The number of U.S. homes entering the foreclosure process because of nonpayment on mortgages rose to 130,511 in January, 25% more than in January 2006, according to data released Monday by Realtytrac Inc.
The foreclosure rate was one for every 886 U.S. households.
The 130,511 foreclosures is the highest monthly total since the firm began tracking national foreclosures two years ago. Foreclosures were up 19% compared with December.
This data set is only two years old, so reading too much into it is a bit dangerous. But, 25% is a big jump and too large to be considered statistical noise.
I also wanted to add that if memory serves, the national foreclosure rate is still pretty low by historical standards. If someone has a chart on an exact figure, please chime in.


4 comments:
You know dude there is more to the US economy and the bond market than just the housing market.
You know dude there is more to the US economy and the bond market than just the housing market.
In this recent growth period of the economy, the vast majority of jobs have been real estate related or public sector. There's been minimal growth in other aspects of the private sector.
So while you can truthfully say that the bond/housing market isn't the be all end all of the economy, it has pretty much been the be all end all of our recent period of supposed growth. I say supposed because the whole thing was fueled by cheap money set up by fed policies and lax loan rules.
So that's why it's such a huge problem. Dot com stocks weren't the entirety of the economy in the late 90's but damn if those didn't lead the way into a recession in 2000.
The question I have in all of this is how interest rates are likely to be affected by all of what's going on. I would think that a collapsing housing market should lead to lower interest rates due to lower demand for loans.
It seems to me that the big thing keeping interest rates low right now is international demand for US treasuries. So I expect when that demand tapers off, which it eventually will, we'll see an increase in rates, though it's not clear how much or when.
My concern has been that we'd see high interest rates leading a housing down turn. That on top of over supply we'd have serious downward pressure on prices due to higher borrowing costs. While that's true to an extent right now I don't get the sense that it's the majority of the problem.

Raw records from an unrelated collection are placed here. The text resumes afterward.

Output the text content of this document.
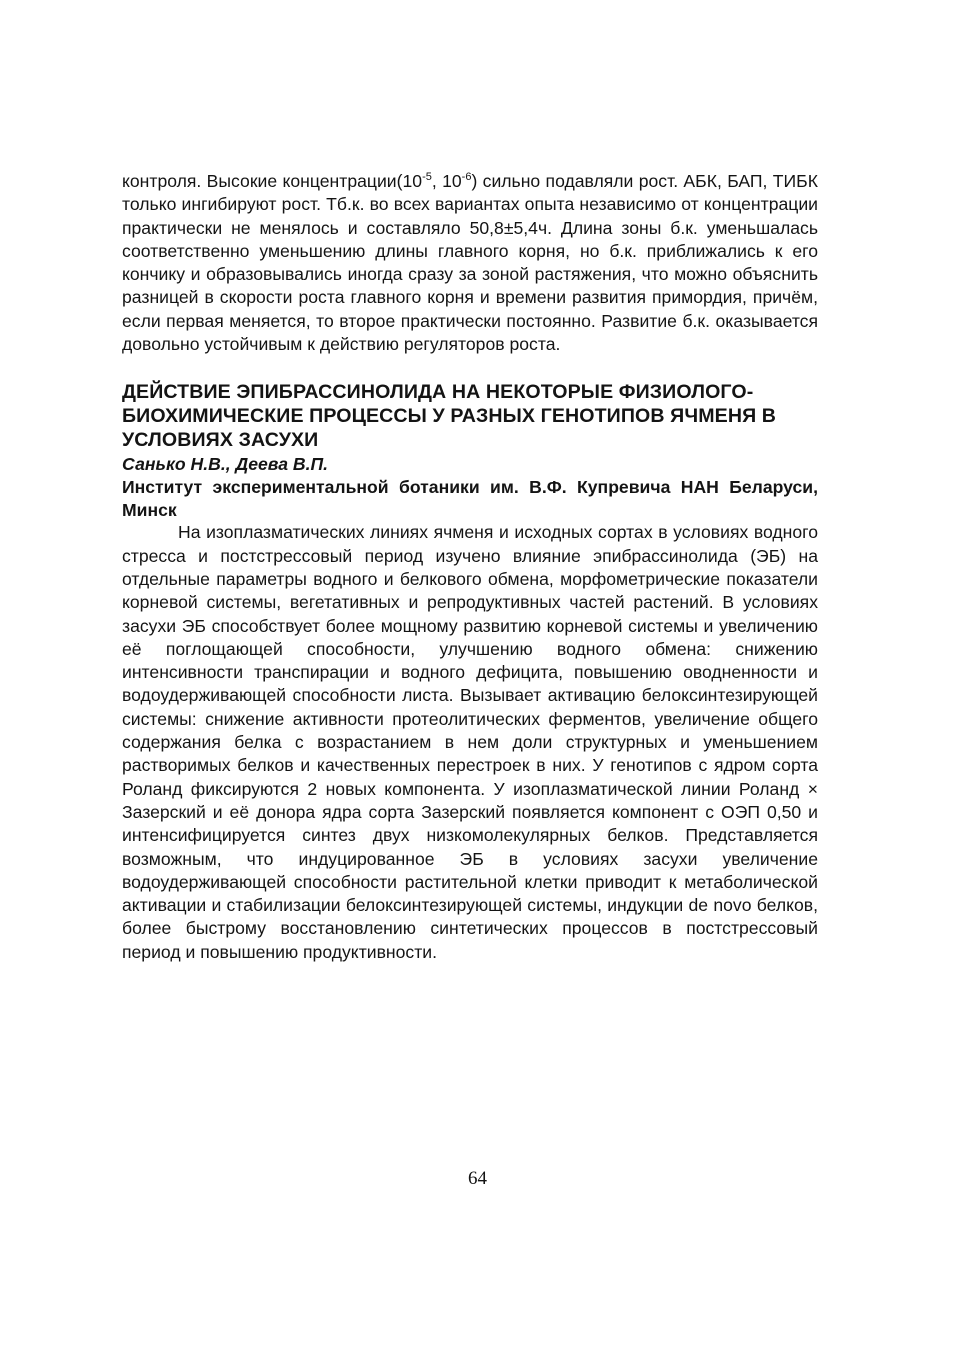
контроля. Высокие $концентрации(10^{-5}$, $10^{-6}$) сильно подавляли рост. АБК, БАП, ТИБК только ингибируют рост. Тб.к. во всех вариантах опыта независимо от концентрации практически не менялось и составляло 50,8±5,4ч. Длина зоны б.к. уменьшалась соответственно уменьшению длины главного корня, но б.к. приближались к его кончику и образовывались иногда сразу за зоной растяжения, что можно объяснить разницей в скорости роста главного корня и времени развития примордия, причём, если первая меняется, то второе практически постоянно. Развитие б.к. оказывается довольно устойчивым к действию регуляторов роста.

ДЕЙСТВИЕ ЭПИБРАССИНОЛИДА НА НЕКОТОРЫЕ ФИЗИОЛОГО-БИОХИМИЧЕСКИЕ ПРОЦЕССЫ У РАЗНЫХ ГЕНОТИПОВ ЯЧМЕНЯ В УСЛОВИЯХ ЗАСУХИ

Санько Н.В., Деева В.П.

Институт экспериментальной ботаники им. В.Ф. Купревича НАН Беларуси, Минск

На изоплазматических линиях ячменя и исходных сортах в условиях водного стресса и постстрессовый период изучено влияние эпибрассинолида (ЭБ) на отдельные параметры водного и белкового обмена, морфометрические показатели корневой системы, вегетативных и репродуктивных частей растений. В условиях засухи ЭБ способствует более мощному развитию корневой системы и увеличению её поглощающей способности, улучшению водного обмена: снижению интенсивности транспирации и водного дефицита, повышению оводненности и водоудерживающей способности листа. Вызывает активацию белоксинтезирующей системы: снижение активности протеолитических ферментов, увеличение общего содержания белка с возрастанием в нем доли структурных и уменьшением растворимых белков и качественных перестроек в них. У генотипов с ядром сорта Роланд фиксируются 2 новых компонента. У изоплазматической линии Роланд × Зазерский и её донора ядра сорта Зазерский появляется компонент с ОЭП 0,50 и интенсифицируется синтез двух низкомолекулярных белков. Представляется возможным, что индуцированное ЭБ в условиях засухи увеличение водоудерживающей способности растительной клетки приводит к метаболической активации и стабилизации белоксинтезирующей системы, индукции de novo белков, более быстрому восстановлению синтетических процессов в постстрессовый период и повышению продуктивности.

64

We just appear to have an oversupply of property, particularly in the higher end segment of the market.
So any thoughts on this?
I actually don't think the biggest problem we have right now is the oversupply of property but rather the oversupply of dollars.
In fact, relative to dollar supply dollar demand has been waning for many years, forcing foreign central banks to be the buyers of last resort.
Also, one may argue that the "so called" housing bubble was a very natural reaction by people to protect themselves from dollar devaluation. Of course, it got crazy at the end there in 2005.
Median housing prices denominated in Gold are not historically very expensive.